Wearable devices are one highlight of the sourcing summit, which discussed how to spread smart technologies to “small people” yet generate “big data” to make profits and develop the industry.

The expo also displayed a physical examination machine that tests users’ height, weight, body fat ratio, blood pressure, blood oxygen, and blood sugar in one minute. It is especially designed for community clinics so old residents can get a simple examination near their home.

After scanning a user’s ID card, the machine automatically shows the user’s physical index accumulated at different times from the Cloud. The analysis allows community doctors to quickly see those with potential problems and treat them. “Hospital resources are unbalanced in China. Many people visit doctors in large hospitals because they have better facilities and better doctors. Therefore strengthening the role of community clinics is a trend,” said Li Zhenhong, deputy general manager of Contec Medical System Co, which produces the physical examination machine.

Smart technologies can not only solve the problem of overcrowding at big hospitals, but also help with small business management, bringing individual enterprises to the global e-commerce business, said experts at the summit.

With the presence of large outsourcing and analyzing companies like Gartner, Infosays, Huawei and Pactera, the annual convention lures around 500 exhibitors, including 180 speakers.

Fu Haipeng, a general manager in the finance department at Pactera, gave an example during his presentation about “smart use of big data.” He cited a user looking for a restaurant. A smartphone app developed by a bank could recommend a restaurant that “fits to his or her assets,” such as an expensive restaurant for a rich man or a moderate eatery to someone of lesser means, based on his bank account.

Du Chuanwen, director of Internet Finance Club 1000, took it to a more granular level, saying, “The big data of Alipay can really subvert the traditional way of finance.”

Alipay, owned by Alibaba, is a service much like PayPal, which is used by users of alibaba.com and taobao.com. Du said the data banks can be too vague, recording only how much money a customer spends and where he/she spends it, but Alipay records exactly what items a customer buys — “very useful data.”

“The platform collects big data, and turns big data into profits. That is how big data works,” he said.

A theme sounded throughout the expo was that digital markets know no boundaries. IT, medicine and finance were three well-document examples, but experts cited many other examples. There are baby diapers with sensors that send a message to parents’ phones once they get wet; diapers that analyze urine to adjust the baby’s physical condition; and advertisement in subway stations with QR codes that customers can scan to make a purchase in just seconds.

Owen Chen, research director at Gartner, said, “We are in a new and disruptive world of people, business and things ... By 2020, there will be 30 billion things on the Internet of things, and people will have 7.3 billion smart devices.”

Chen brings up a future home that “may have 500 devices, fixed on curtains, lights, air conditioners, cars, microwave oven, and many other pieces of equipment, while one phone can control them all from a remote distance.”
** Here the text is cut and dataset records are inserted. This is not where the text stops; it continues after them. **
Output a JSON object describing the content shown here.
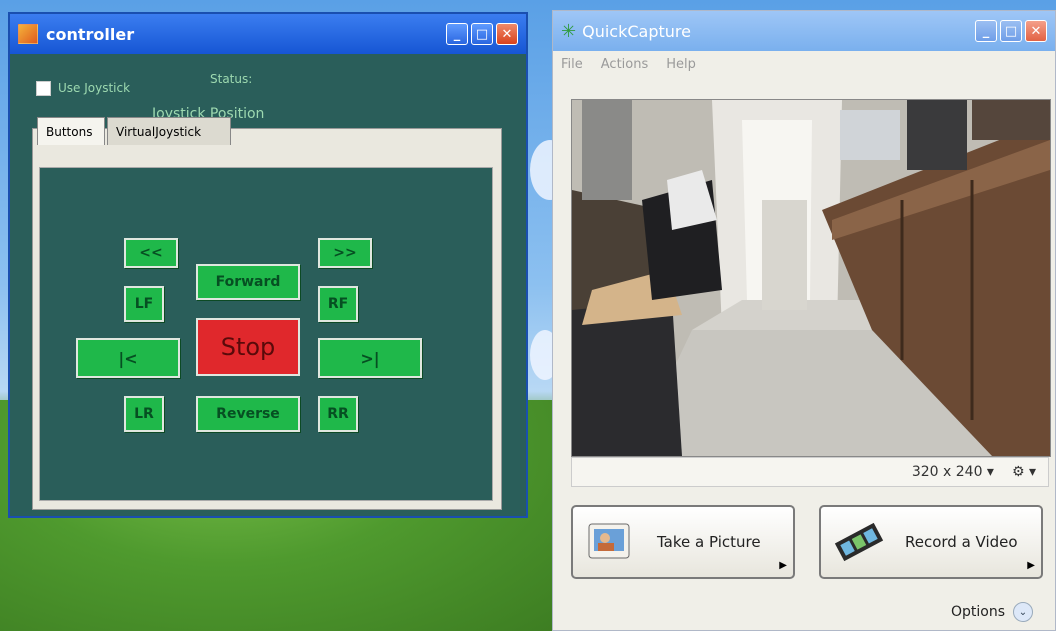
{
  "controller": {
    "title": "controller",
    "use_joystick_label": "Use Joystick",
    "status_label": "Status:",
    "joystick_position_label": "Joystick Position",
    "tabs": [
      "Buttons",
      "VirtualJoystick"
    ],
    "buttons": {
      "rewind": "<<",
      "fast_forward": ">>",
      "forward": "Forward",
      "lf": "LF",
      "rf": "RF",
      "left": "|<",
      "stop": "Stop",
      "right": ">|",
      "lr": "LR",
      "reverse": "Reverse",
      "rr": "RR"
    }
  },
  "quickcapture": {
    "title": "QuickCapture",
    "menu": [
      "File",
      "Actions",
      "Help"
    ],
    "resolution": "320 x 240",
    "take_picture": "Take a Picture",
    "record_video": "Record a Video",
    "options": "Options"
  }
}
When the convention was first held in Hangzhou four years ago, heads of outsourcing enterprises were just talking about the overall picture rather than detailed plans. The event is sponsored by the country’s Ministry of Commerce, Ministry of Education, Ministry of Science and Technology, Ministry of Industry and Information Technology, as well as the Zhejiang provincial government.

Hangzhou asserts that it is “the most valuable outsourcing city in China,” having received outsourcing contracts of over US$5.7 billion last year, including offshore sourcing worth over US$4.4 billion.

There are currently almost 300,000 employees working at more than 1,100 outsourcing enterprises in the city.